Let’s restore the database. First, let’s get the postgres database’s postgres
user’s password. Our secret is ci-nono-io-postgresql
; substitute yours
appropriately in the following command:
kubectl get secret ci-nono-io-postgresql -o json \
| jq -r '.data."postgresql-postgres-password"' \
| base64 -d
In our case, the postgres user’s password is “uywhz4bUkJ”.

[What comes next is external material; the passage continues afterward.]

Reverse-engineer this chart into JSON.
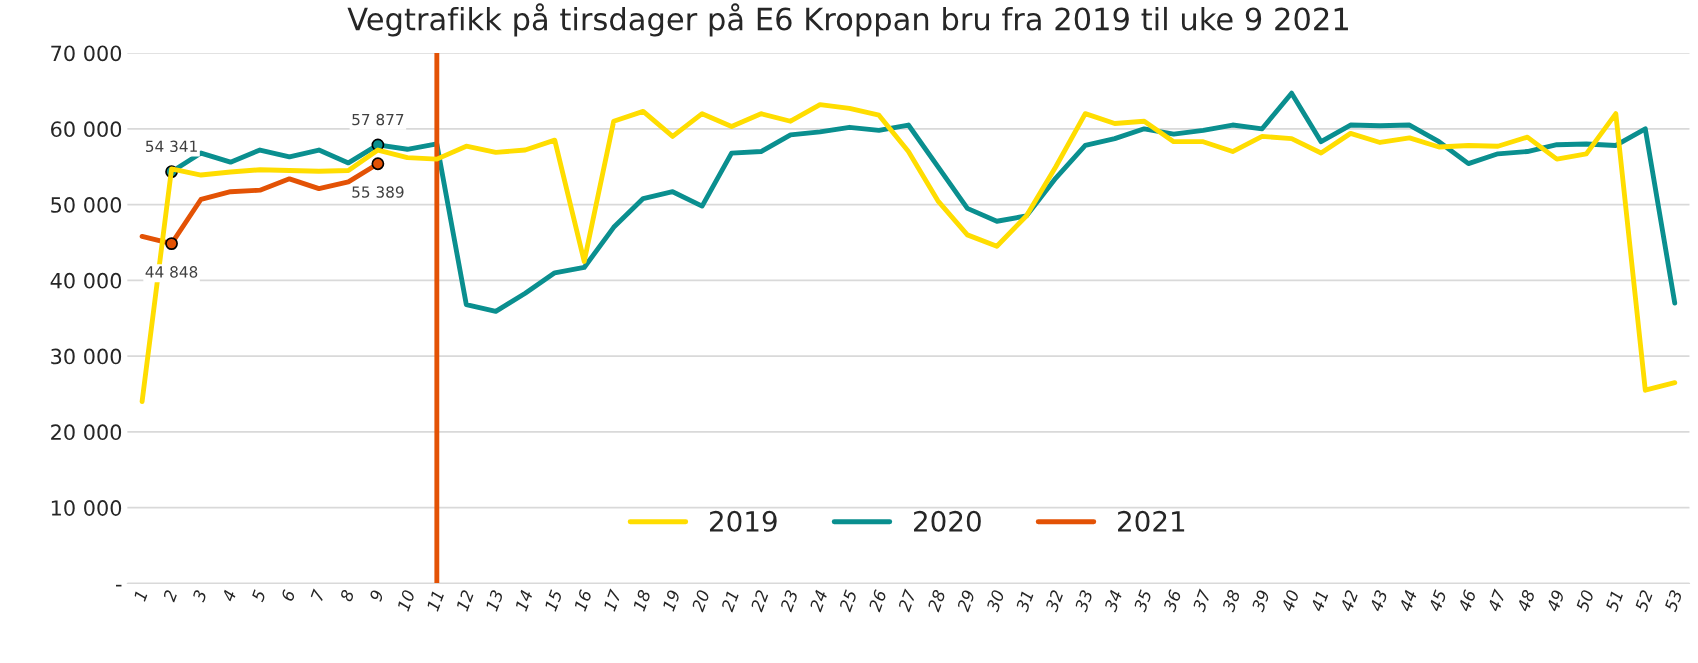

Our PostgreSQL pod’s name is ci-nono-io-postgresql-0
; substitute yours in the
command below:
kubectl cp ~/Downloads/concourse.dump ci-nono-io-postgresql-0:/tmp/concourse.dump
kubectl exec -it ci-nono-io-postgresql-0 -- bash
psql --username=postgres # enter the password from above
Now let’s drop the old database. Note that we must first disallow additional database connections and terminate existing database connections before dropping the database:
UPDATE pg_database SET datallowconn = false WHERE datname = 'concourse';
SELECT pg_terminate_backend (pid)
FROM pg_stat_activity
WHERE pg_stat_activity.datname = 'concourse';
DROP DATABASE concourse;
CREATE DATABASE concourse;
EXIT;
Use the postgres password again when prompted below:
pg_restore --dbname=concourse --username=postgres /tmp/concourse.dump
Now browse to your Concourse CI. Try logging in. Try kicking off a build. If your resources are having trouble, yielding messages such as “run check: find or create container on worker … disappeared from worker”, wait a few minutes. It should clear up on its own.
Troubleshooting
If you uninstall Concourse CI, helm uninstall ...
, remember to delete any
lingering Persistent Volume Claims (pvc), kubectl delete pvc ...
, before
reinstalling, lest your postgresql-postgres-password secret becomes out-of-sync
with the actual password.
If, when triggering a Concourse job that depends on a Vault secret, the job
aborts with the error failed to interpolate task config: undefined vars:
, then
you probably forgot to --set secrets.vaultAuthParam=...
when helm install ci-nono-io concourse/concourse ...
. Fix by running helm upgrade ... --set secrets.vaultAuthParam=...
References
- How to Backup PostgreSQL Database for Concourse CI. We have mixed feelings about this post: on one hand, they do a nice description of backing up the Concourse CI database; on the other hand, they never bother restoring the database to make sure their procedure is correct (spoiler: it isn’t).